Fossilien sind grundsätzlich versteinerte Überreste von Lebewesen, Pflanzen oder Gegenständen in der Erde. Anhand dieser können Erkenntnisse zu einer vergangenen Zeit gewonnen werden. Branch und Banter sehen das Fossil jedoch nicht als statischen Gegenstand, der an eine gewisse Zeit erinnert. Stattdessen fordert ihr Tutorial dazu auf, sich mit der Geschichtsschreibung und der linear verlaufenden Zeit auseinanderzusetzen. Da ein Fossil dadurch nicht mehr nur eine Geschichte erzählt, sondern verschieden interpretiert werden kann, entsteht eine Vielstimmigkeit. Demnach ist das Fossilwerden eine Strategie, die etwas angeblich Unveränderbares plötzlich verhandelbar macht.
Das Fossilwerden als Strategie lässt sich in die Kunstpädagogik übertragen. Sie erlaubt es, Sachverhalte, beispielsweise historische Gegenstände oder Kunstwerke, neu zu lesen, einzuordnen und auch zu produzieren. Ein behandeltes Thema sollte in einem kunstpädagogischen Format also nie als gegeben wahrgenommen, sondern stets von den Partizipierenden neu erforscht werden. Somit ermöglicht die Strategie die Partizipation an der (Kunst-)Geschichtsschreibung, in der alle Meinungen wertgeschätzt werden – „Your opinion matters.“ Denn alle Partizipierenden eines kunstpädagogischen Formats sind narrative Komponenten, die die Realität gemeinsam konstruieren (min. 36:25).
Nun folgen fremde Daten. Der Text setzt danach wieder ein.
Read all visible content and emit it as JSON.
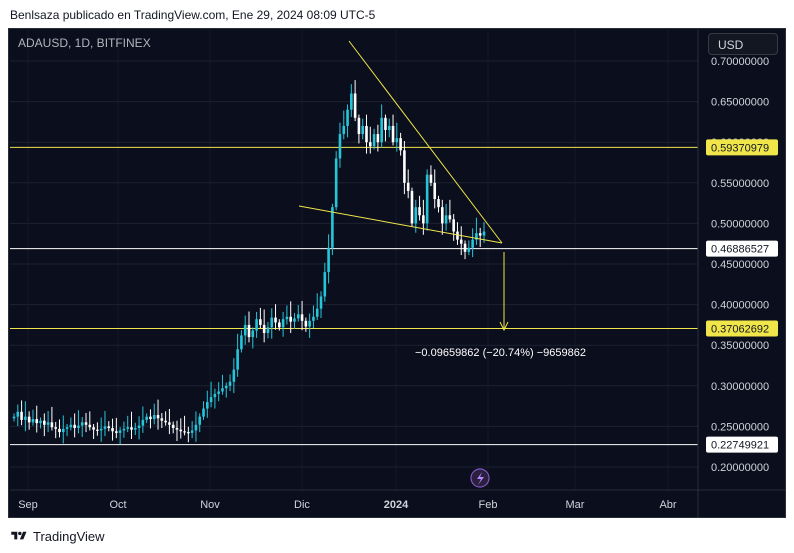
{
  "header": {
    "text": "Benlsaza publicado en TradingView.com, Ene 29, 2024 08:09 UTC-5"
  },
  "symbol": {
    "text": "ADAUSD, 1D, BITFINEX"
  },
  "currency_button": {
    "label": "USD"
  },
  "footer": {
    "brand": "TradingView"
  },
  "measure": {
    "label": "−0.09659862 (−20.74%) −9659862"
  },
  "colors": {
    "up": "#26c6da",
    "down": "#ffffff",
    "line": "#f0e64a",
    "bg": "#0b0e1c"
  },
  "chart_data": {
    "type": "candlestick",
    "title": "ADAUSD, 1D, BITFINEX",
    "ylim": [
      0.18,
      0.72
    ],
    "y_ticks": [
      "0.70000000",
      "0.65000000",
      "0.60000000",
      "0.55000000",
      "0.50000000",
      "0.45000000",
      "0.40000000",
      "0.35000000",
      "0.30000000",
      "0.25000000",
      "0.20000000"
    ],
    "x_ticks": [
      "Sep",
      "Oct",
      "Nov",
      "Dic",
      "2024",
      "Feb",
      "Mar",
      "Abr"
    ],
    "price_lines": [
      {
        "label": "0.59370979",
        "value": 0.5937,
        "color": "#f0e64a",
        "box": "yellow"
      },
      {
        "label": "0.46886527",
        "value": 0.4689,
        "color": "#ffffff",
        "box": "white"
      },
      {
        "label": "0.37062692",
        "value": 0.3706,
        "color": "#f0e64a",
        "box": "yellow"
      },
      {
        "label": "0.22749921",
        "value": 0.2275,
        "color": "#ffffff",
        "box": "white"
      }
    ],
    "closes": [
      0.262,
      0.268,
      0.258,
      0.262,
      0.255,
      0.259,
      0.254,
      0.257,
      0.252,
      0.255,
      0.249,
      0.247,
      0.243,
      0.247,
      0.249,
      0.252,
      0.248,
      0.251,
      0.255,
      0.252,
      0.249,
      0.246,
      0.245,
      0.247,
      0.25,
      0.248,
      0.244,
      0.242,
      0.245,
      0.247,
      0.249,
      0.246,
      0.248,
      0.251,
      0.258,
      0.262,
      0.259,
      0.264,
      0.26,
      0.257,
      0.255,
      0.252,
      0.248,
      0.246,
      0.244,
      0.243,
      0.242,
      0.245,
      0.252,
      0.262,
      0.272,
      0.28,
      0.286,
      0.29,
      0.293,
      0.297,
      0.3,
      0.305,
      0.32,
      0.345,
      0.362,
      0.375,
      0.36,
      0.368,
      0.382,
      0.375,
      0.365,
      0.372,
      0.384,
      0.378,
      0.372,
      0.382,
      0.385,
      0.379,
      0.383,
      0.388,
      0.38,
      0.373,
      0.38,
      0.385,
      0.395,
      0.41,
      0.44,
      0.47,
      0.52,
      0.58,
      0.61,
      0.62,
      0.64,
      0.66,
      0.63,
      0.61,
      0.62,
      0.6,
      0.595,
      0.61,
      0.6,
      0.63,
      0.615,
      0.62,
      0.6,
      0.605,
      0.59,
      0.55,
      0.54,
      0.5,
      0.52,
      0.51,
      0.5,
      0.56,
      0.55,
      0.53,
      0.52,
      0.5,
      0.51,
      0.505,
      0.49,
      0.48,
      0.475,
      0.465,
      0.47,
      0.48,
      0.488,
      0.485,
      0.49
    ]
  }
}
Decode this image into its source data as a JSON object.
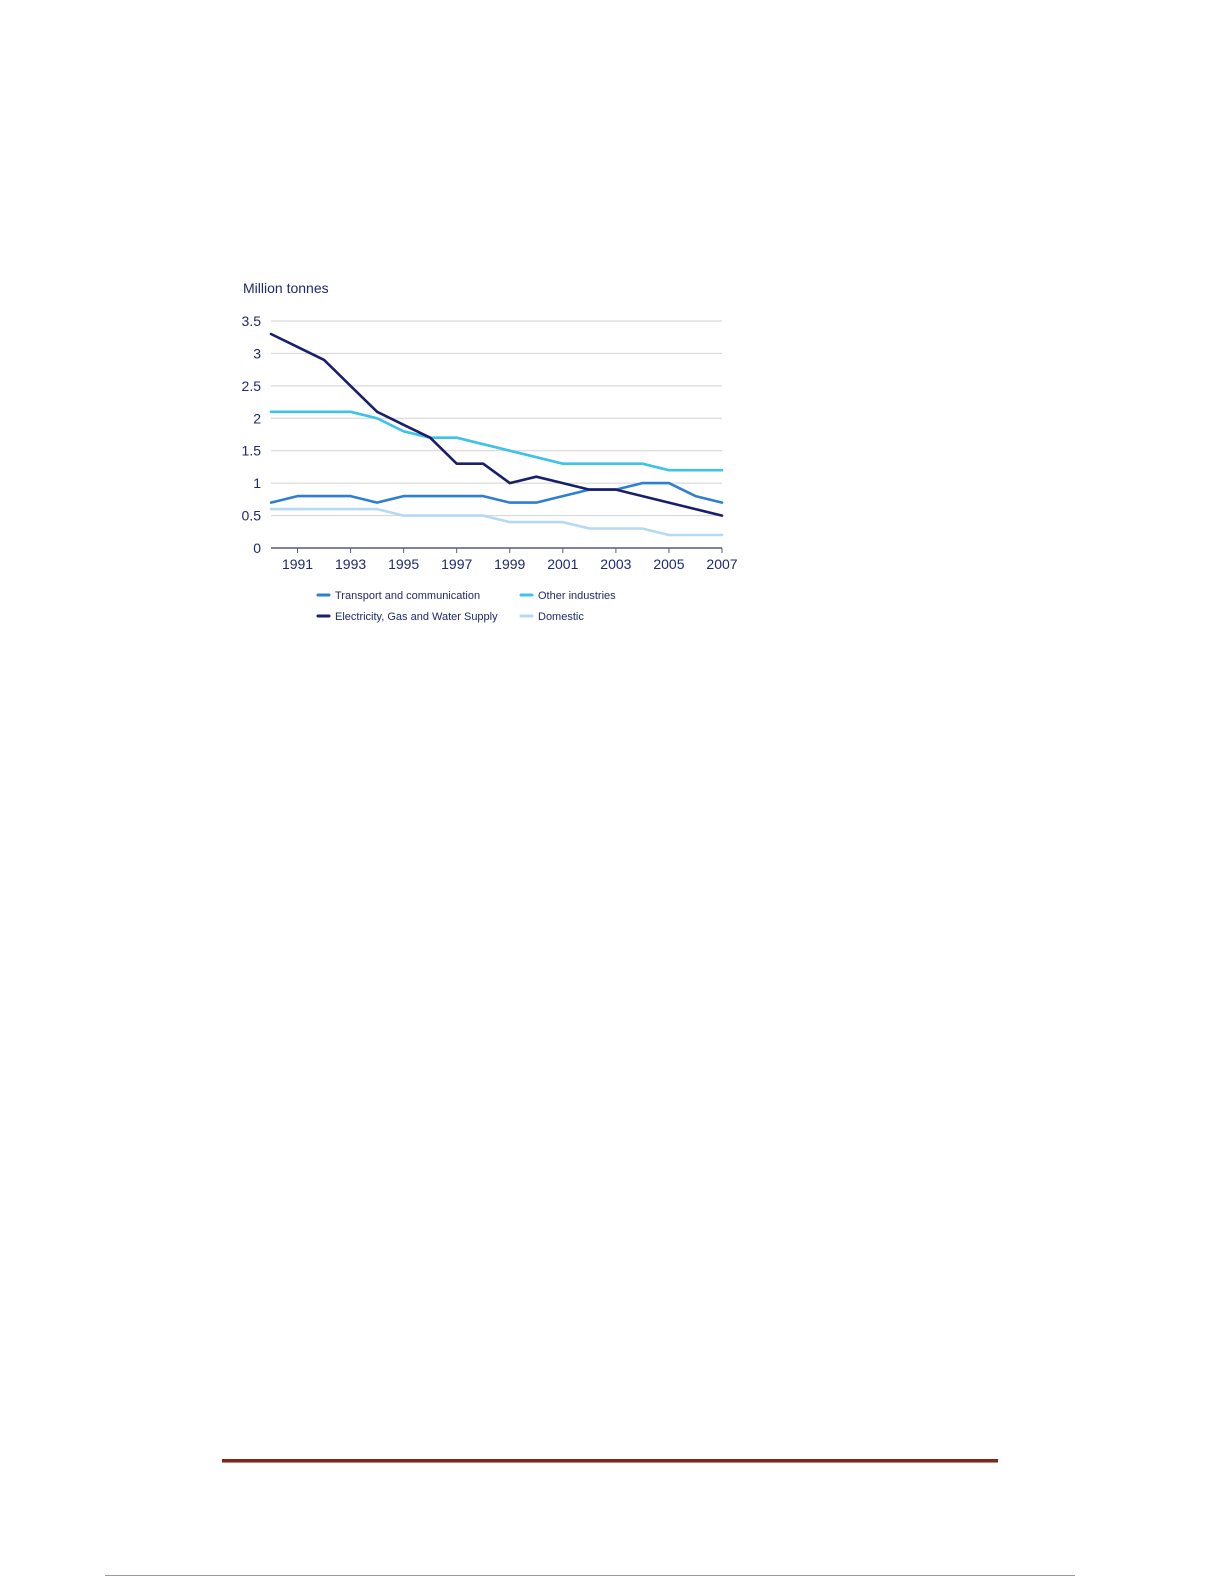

Im Abspann des Filmessays fangen uns Branch und Banter wieder auf. Dabei werden Banter und der Schriftzug „Your opinion matters“ auf ihrem Oberteil zum Fossil. Das Filmessay veranschaulicht den Betrachter*innen, dass das Fossilwerden nach Branch und Banter Neuinterpretation sowie Meinungsvielfalt ermöglicht – indem angeblich unveränderbare Dinge verhandelbar werden – und somit eine demokratiefördernde Strategie im (kunst-)pädagogischen Kontext ist.